Thank you Rik for helping me
I will be waitng patiently for your reply. (Im really scared now to touch anything without instructions of people who know what they doing ^^ )

 

[Rik]

So, have you done what I suggested and did it work?

There are also a few minor things in your HJT log that could do with sorting.

 

[PixieB]

In Windows Explorer, turn on "Show all files and folders, including hidden and system". See how here.> http://www.bleepingcomputer.com/forums/tutorial62.html

You then need to locate the boot.ini file which is in the root of your c drive. Right click on it and "open with" and selest notepad.
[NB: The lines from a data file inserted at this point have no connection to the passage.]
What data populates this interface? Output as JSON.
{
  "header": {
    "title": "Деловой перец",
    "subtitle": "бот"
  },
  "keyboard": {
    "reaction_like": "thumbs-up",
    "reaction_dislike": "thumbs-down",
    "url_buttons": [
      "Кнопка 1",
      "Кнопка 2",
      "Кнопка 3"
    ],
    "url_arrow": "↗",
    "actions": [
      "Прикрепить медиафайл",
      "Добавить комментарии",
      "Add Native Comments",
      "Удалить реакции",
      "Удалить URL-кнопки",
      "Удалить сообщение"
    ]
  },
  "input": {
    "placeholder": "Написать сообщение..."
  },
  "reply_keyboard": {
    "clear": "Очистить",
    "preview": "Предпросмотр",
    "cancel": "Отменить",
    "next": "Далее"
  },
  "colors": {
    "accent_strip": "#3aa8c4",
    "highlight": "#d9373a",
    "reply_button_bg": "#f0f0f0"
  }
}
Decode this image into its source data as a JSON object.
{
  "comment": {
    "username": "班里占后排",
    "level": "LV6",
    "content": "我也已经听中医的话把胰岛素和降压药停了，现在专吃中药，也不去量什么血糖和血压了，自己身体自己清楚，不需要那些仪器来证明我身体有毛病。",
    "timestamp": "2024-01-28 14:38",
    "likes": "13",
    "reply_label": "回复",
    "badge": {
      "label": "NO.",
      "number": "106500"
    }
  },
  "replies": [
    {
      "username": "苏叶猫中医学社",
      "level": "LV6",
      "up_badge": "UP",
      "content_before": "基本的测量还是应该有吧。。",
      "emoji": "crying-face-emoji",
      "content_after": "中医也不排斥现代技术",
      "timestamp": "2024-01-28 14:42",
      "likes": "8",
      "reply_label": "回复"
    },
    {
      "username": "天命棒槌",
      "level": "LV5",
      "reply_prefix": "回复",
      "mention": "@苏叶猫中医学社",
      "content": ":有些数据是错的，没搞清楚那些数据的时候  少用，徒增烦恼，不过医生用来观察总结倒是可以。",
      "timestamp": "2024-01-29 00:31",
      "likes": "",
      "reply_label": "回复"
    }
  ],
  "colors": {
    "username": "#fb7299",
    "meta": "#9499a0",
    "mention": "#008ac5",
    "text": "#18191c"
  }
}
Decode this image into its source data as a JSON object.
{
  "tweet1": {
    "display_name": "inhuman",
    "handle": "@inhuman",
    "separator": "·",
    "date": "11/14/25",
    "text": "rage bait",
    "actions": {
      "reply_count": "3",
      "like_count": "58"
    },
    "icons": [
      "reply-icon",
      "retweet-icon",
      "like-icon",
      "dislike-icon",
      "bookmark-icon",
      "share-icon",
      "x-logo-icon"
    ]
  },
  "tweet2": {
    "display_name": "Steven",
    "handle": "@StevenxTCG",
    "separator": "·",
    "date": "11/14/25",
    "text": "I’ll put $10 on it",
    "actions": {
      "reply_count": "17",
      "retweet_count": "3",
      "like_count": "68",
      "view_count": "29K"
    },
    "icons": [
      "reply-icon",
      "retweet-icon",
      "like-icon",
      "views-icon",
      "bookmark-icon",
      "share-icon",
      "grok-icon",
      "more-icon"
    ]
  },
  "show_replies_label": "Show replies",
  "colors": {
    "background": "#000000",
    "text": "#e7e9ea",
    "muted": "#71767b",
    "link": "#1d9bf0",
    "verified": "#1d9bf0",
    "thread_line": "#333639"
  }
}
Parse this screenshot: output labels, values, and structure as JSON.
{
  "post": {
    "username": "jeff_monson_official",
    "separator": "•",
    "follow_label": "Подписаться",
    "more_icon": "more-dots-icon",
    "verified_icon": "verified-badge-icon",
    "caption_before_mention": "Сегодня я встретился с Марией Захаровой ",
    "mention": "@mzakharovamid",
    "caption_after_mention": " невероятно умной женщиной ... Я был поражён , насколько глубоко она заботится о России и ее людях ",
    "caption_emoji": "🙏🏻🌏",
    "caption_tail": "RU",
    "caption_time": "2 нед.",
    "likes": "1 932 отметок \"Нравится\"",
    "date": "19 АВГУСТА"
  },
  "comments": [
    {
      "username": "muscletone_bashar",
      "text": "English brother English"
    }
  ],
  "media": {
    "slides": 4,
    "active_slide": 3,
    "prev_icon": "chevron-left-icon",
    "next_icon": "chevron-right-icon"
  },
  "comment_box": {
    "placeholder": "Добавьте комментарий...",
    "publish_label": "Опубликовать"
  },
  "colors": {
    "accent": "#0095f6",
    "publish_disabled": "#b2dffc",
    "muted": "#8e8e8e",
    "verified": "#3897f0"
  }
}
You then need to locate the line in my previous post and type rem[space] in front of it (as in spacebar, it's important that this space is there correctly). The reboot your pc and report the result here.

I have some questions:
1. Do i need to go on safe mode to do this or no?
2.Can you show me exactly for line hsould look like after i type rem[space] , please.
Note: sorry you are dealing with housewife and thank you for your patience.

 

[Rik]

Safe mode is not needed for this.

You need to locate the line - C:\$WIN_NT$.~BT\BOOTSECT.DAT="Microsoft Windows XP Setup" within the boot.ini file then change it to, rem C:\$WIN_NT$.~BT\BOOTSECT.DAT="Microsoft Windows XP Setup"

You will need to reboot your pc in order to see if it has worked.


No need to apologize at all. I'm happy to help.

 

[PixieB]

Hi,
I located boot.ini file in C:\ and did changes but it won't let me save them , says 'cannot save ,boot.ini is for read only'

 

[Rik]

I will have to some more research. Just about to cook dinner so I will get back to you as soon as i can, watch this space.